What Is the Cheapest Roofing Material?
Picking out a new roof can be a daunting experience because of the many materials available. For many, the answer is to select some variety of asphalt, the least expensive roofing material on the market as of early 2011.
Asphalt gives homeowners working with a budget the chance to get a new roof for a lower initial cost, but it also has some issues more expensive roofing materials do not.
Varieties and Makeup
The very cheapest version of an asphalt roof is called rolled asphalt, which is spread across flat roofs or roofs with very little incline. More common and slightly more expensive are asphalt shingles, which come in smaller pieces that must be assembled together. All types of asphalt roofs are made with a combination of asphalt and fiberglass.
Asphalt roofs are cheaper upon purchase and they are easy to install, so the professionals performing the job take less time doing it and charge the homeowner less for their work. Despite these advantages, asphalt roofs max out around 30 years of usage in an ideal climate. This lifespan is less than half what materials like clay, slate and metal can offer.

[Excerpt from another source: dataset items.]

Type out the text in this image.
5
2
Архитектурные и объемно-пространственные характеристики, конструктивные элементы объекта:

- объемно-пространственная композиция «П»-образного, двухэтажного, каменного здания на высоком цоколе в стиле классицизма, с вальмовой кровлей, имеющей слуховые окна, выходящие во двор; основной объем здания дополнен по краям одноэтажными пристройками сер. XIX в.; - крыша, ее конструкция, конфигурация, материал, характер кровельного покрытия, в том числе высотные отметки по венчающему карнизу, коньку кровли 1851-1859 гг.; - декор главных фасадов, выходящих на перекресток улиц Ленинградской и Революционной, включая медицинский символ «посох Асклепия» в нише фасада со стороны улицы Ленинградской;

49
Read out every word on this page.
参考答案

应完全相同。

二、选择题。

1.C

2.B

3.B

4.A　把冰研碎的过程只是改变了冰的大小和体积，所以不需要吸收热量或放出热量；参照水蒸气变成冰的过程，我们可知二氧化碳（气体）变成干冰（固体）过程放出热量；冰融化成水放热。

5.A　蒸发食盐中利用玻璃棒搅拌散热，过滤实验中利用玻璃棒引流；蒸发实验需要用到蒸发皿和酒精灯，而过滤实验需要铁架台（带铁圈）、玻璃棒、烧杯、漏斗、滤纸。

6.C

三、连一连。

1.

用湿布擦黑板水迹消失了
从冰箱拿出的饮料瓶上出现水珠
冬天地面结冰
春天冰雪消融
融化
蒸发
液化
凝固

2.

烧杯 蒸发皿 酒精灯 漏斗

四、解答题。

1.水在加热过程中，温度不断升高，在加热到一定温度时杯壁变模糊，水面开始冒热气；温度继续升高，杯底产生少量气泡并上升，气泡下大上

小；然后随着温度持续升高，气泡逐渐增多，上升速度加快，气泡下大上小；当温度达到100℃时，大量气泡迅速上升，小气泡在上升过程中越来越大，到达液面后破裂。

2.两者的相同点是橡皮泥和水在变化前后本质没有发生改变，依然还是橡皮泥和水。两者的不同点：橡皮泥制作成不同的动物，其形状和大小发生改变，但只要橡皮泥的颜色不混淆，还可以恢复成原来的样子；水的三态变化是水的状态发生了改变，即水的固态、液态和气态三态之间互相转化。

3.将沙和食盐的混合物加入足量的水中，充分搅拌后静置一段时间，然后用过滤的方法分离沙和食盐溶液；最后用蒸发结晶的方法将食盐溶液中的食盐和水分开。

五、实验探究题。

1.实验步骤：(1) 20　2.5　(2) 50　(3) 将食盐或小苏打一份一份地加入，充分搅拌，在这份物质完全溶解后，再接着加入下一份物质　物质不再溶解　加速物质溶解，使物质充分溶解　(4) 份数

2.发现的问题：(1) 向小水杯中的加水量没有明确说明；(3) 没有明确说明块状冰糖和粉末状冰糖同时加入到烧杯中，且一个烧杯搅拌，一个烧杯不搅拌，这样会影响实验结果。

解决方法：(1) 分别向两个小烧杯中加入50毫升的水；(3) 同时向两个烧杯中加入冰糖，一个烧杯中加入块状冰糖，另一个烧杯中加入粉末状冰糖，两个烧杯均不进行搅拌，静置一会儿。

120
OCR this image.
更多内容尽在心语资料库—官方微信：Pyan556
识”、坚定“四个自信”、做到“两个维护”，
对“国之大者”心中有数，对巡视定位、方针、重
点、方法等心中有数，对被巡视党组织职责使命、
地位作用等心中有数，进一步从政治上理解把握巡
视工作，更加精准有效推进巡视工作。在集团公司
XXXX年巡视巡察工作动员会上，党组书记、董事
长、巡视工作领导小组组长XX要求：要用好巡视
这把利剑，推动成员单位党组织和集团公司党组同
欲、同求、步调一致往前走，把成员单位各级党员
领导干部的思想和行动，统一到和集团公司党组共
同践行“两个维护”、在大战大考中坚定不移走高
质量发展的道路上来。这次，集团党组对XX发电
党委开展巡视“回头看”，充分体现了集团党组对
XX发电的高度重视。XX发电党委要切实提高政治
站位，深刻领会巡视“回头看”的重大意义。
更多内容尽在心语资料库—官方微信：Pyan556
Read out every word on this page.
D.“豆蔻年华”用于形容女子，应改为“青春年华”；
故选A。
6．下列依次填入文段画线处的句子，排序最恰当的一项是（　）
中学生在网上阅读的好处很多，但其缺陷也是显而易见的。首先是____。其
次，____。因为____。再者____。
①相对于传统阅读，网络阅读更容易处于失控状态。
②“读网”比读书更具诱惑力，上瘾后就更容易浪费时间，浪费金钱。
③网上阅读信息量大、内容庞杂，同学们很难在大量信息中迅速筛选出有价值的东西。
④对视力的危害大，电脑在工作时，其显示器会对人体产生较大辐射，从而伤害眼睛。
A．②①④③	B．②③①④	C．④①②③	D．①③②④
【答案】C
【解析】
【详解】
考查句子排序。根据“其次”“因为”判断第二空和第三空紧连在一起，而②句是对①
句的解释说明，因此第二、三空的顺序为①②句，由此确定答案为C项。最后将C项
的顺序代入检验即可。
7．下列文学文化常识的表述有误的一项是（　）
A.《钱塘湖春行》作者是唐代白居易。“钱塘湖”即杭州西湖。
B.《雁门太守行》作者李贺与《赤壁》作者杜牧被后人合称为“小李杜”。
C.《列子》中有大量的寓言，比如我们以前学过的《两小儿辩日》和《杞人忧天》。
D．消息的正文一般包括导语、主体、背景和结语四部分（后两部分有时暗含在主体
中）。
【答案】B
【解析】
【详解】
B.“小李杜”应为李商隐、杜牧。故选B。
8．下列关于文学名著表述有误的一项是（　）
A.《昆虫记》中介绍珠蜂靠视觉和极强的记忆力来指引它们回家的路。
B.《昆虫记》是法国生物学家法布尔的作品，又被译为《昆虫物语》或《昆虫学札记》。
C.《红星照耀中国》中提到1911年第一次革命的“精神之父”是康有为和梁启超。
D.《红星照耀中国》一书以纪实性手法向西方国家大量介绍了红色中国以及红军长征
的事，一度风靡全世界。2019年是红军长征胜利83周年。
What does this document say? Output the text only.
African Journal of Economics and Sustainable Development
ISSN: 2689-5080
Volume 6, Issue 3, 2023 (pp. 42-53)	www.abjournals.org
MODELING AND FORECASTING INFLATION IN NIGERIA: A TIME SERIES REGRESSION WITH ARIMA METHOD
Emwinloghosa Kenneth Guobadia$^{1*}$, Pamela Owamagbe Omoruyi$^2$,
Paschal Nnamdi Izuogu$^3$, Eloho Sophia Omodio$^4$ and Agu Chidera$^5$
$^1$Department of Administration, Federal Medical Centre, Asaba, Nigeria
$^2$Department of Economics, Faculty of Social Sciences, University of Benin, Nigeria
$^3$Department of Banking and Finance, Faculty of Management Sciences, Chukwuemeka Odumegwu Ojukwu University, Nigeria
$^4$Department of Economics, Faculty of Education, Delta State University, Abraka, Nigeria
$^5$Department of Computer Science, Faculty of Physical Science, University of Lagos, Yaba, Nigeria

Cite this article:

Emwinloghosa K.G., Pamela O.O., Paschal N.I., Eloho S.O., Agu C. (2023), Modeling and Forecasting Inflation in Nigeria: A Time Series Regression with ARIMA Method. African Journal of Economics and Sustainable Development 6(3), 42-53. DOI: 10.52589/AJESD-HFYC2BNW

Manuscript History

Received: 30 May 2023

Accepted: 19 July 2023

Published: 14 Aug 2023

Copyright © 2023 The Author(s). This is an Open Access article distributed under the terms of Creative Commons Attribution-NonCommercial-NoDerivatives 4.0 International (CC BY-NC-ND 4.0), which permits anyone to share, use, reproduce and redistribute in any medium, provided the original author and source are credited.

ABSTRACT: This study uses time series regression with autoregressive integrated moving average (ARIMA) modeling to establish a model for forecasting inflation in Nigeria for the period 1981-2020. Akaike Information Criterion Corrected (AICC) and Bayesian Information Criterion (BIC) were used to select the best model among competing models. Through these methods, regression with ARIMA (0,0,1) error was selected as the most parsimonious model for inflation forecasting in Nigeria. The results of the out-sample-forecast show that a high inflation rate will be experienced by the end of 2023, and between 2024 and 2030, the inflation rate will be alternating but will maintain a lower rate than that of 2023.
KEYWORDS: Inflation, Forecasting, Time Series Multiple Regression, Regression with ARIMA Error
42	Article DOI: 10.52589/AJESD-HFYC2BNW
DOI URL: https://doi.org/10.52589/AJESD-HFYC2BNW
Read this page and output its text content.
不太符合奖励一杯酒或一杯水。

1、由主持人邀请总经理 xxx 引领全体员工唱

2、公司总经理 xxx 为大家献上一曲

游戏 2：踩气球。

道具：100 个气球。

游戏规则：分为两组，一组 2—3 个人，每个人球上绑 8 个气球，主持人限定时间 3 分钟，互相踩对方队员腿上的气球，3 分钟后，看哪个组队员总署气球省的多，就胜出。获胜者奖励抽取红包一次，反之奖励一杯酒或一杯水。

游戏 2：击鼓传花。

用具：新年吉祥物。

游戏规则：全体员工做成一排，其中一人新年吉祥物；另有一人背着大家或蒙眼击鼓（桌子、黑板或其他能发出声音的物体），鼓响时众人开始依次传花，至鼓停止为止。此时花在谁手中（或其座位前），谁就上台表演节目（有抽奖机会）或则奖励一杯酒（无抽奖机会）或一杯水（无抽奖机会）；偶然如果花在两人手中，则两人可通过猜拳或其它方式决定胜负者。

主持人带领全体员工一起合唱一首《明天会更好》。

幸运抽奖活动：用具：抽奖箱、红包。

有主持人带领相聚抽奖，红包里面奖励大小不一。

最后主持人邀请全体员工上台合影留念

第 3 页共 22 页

The durability of an asphalt roof depends on the grade, so make sure to pick out a higher grade if possible. Asphalt can incur moisture damage over time, which means that shingles will need to be replaced. These shingles can also be torn off during inclement weather. If the whole roof starts to get shabby, you can put a new asphalt roof on top without issues.
Asphalt does not suffer in appearance, as it offers the solid color of your choice and does not look any cheaper or less sturdy than other materials. Asphalt roofs are also quieter during rain than metal roofs. Rolled asphalt sometimes swells around the seams, creating unsightly spots that may need to be replaced.
Asphalt does not provide the help metal and slate roofs can with energy bills, as it does not reflect heat. Asphalt also sometimes has a chemical makeup that makes it tough to recycle, so it is not as green friendly as metal. In terms of resisting fires, asphalt generally fares well.